We’ll organize our data into a pandas DataFrame for easier handling.

# Create DataFrame with measurements
df = pd.DataFrame({
    'filename': filenames,
    'mean_intensity': mean_intensities,
    'std_intensity': std_intensities,
    'image_index': range(len(images))
})

display(df.head())
filename mean_intensity std_intensity image_index
0 synthetic_image_00.png 15.734467 30.791965 0
1 synthetic_image_01.png 7.520798 22.516088 1
2 synthetic_image_02.png 19.802139 35.109714 2
3 synthetic_image_03.png 1.667297 10.391785 3
4 synthetic_image_04.png 19.541229 34.701846 4

Interactive Visualization#

We’ll create a plotly scatter plot showing mean vs standard deviation intensity, alongside an image viewer. When hovering over data points, the image viewer will update to show the corresponding image. The interaction is implemented using dash.

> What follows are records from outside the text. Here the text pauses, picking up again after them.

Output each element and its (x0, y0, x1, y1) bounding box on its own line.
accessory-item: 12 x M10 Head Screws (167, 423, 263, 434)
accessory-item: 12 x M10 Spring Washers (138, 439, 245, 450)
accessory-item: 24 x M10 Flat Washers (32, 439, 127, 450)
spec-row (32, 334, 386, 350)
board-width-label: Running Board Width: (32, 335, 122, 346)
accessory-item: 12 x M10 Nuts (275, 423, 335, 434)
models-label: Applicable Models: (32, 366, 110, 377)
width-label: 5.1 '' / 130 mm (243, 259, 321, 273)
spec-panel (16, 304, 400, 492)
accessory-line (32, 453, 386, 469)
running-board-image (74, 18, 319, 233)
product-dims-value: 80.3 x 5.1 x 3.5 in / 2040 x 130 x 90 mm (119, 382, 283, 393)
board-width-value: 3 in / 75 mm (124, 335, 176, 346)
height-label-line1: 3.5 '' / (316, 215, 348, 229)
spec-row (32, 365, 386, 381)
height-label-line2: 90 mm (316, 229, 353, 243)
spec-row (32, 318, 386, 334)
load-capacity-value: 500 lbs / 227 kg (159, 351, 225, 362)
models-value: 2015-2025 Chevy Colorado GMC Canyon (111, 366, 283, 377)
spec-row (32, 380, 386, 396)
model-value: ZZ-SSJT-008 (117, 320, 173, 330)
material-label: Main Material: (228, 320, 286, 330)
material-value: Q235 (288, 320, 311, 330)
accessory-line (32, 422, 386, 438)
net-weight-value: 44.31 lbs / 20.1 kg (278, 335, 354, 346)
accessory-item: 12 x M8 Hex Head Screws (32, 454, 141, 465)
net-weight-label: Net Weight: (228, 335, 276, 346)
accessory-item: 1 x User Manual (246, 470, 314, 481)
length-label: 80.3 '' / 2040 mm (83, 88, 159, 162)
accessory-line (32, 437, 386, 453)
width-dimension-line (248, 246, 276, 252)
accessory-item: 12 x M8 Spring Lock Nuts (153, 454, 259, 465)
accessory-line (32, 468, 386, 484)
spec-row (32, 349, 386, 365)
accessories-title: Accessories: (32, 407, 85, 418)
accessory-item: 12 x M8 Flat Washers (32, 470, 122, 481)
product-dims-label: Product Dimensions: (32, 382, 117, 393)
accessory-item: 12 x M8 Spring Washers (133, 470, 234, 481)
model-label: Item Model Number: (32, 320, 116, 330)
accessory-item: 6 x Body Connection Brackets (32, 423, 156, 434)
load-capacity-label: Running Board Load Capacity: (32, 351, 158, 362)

# Create the plotly scatter plot
fig = go.Figure()

fig.add_trace(go.Scatter(
    x=df['mean_intensity'],
    y=df['std_intensity'],
    mode='markers',
    marker=dict(size=8, opacity=0.7),
    text=df['filename'],
    hovertemplate='<b>%{text}</b><br>' +
                  'Mean Intensity: %{x:.2f}<br>' +
                  'Std Intensity: %{y:.2f}<br>' +
                  '<extra></extra>',
    customdata=df['image_index']
))

fig.update_layout(
    title='Mean vs Standard Deviation Intensity',
    xaxis_title='Mean Intensity',
    yaxis_title='Standard Deviation Intensity',
    width=600,
    height=400
)

# Function to create image figure
def create_image_figure(image, title="Image"):
    if len(image.shape) == 3 and image.shape[0] > 1:
        # For 3D images, show the middle slice
        img_slice = image[image.shape[0]//2]
    else:
        img_slice = image.squeeze()
    
    fig_img = px.imshow(img_slice, color_continuous_scale='gray', title=title)
    fig_img.update_layout(width=400, height=400)
    return fig_img

# Create initial image figure
initial_image_fig = create_image_figure(images[0], filenames[0])

# Create Dash app
app = dash.Dash(__name__)

app.layout = html.Div([
    html.Div([
        dcc.Graph(
            id='scatter-plot',
            figure=fig
        )
    ], style={'display': 'inline-block', 'width': '50%'}),
    
    html.Div([
        dcc.Graph(
            id='image-viewer',
            figure=initial_image_fig
        )
    ], style={'display': 'inline-block', 'width': '50%'}),
    
    html.Div(id='debug-output')
])

# Define the callback function to update the image viewer
@app.callback(
    [Output('image-viewer', 'figure'),
     Output('debug-output', 'children')],
    Input('scatter-plot', 'hoverData')
)
def update_image_viewer(hoverData):
    """Update the image viewer when hovering over plot points"""
    if hoverData is not None:
        # Get the index of the hovered point
        point_index = hoverData['points'][0]['pointIndex']
        image_index = df.iloc[point_index]['image_index']
        
        # Create new image figure
        image_fig = create_image_figure(images[image_index], filenames[image_index])
        debug_msg = f"Showing image: {filenames[image_index]}"
        
        return image_fig, debug_msg
    
    return initial_image_fig, "Hover over a point to see the corresponding image"

app.run(debug=True, mode='inline')

Note that the code above was AI-generated using bia-bob and model claude-sonnet-4-20250514.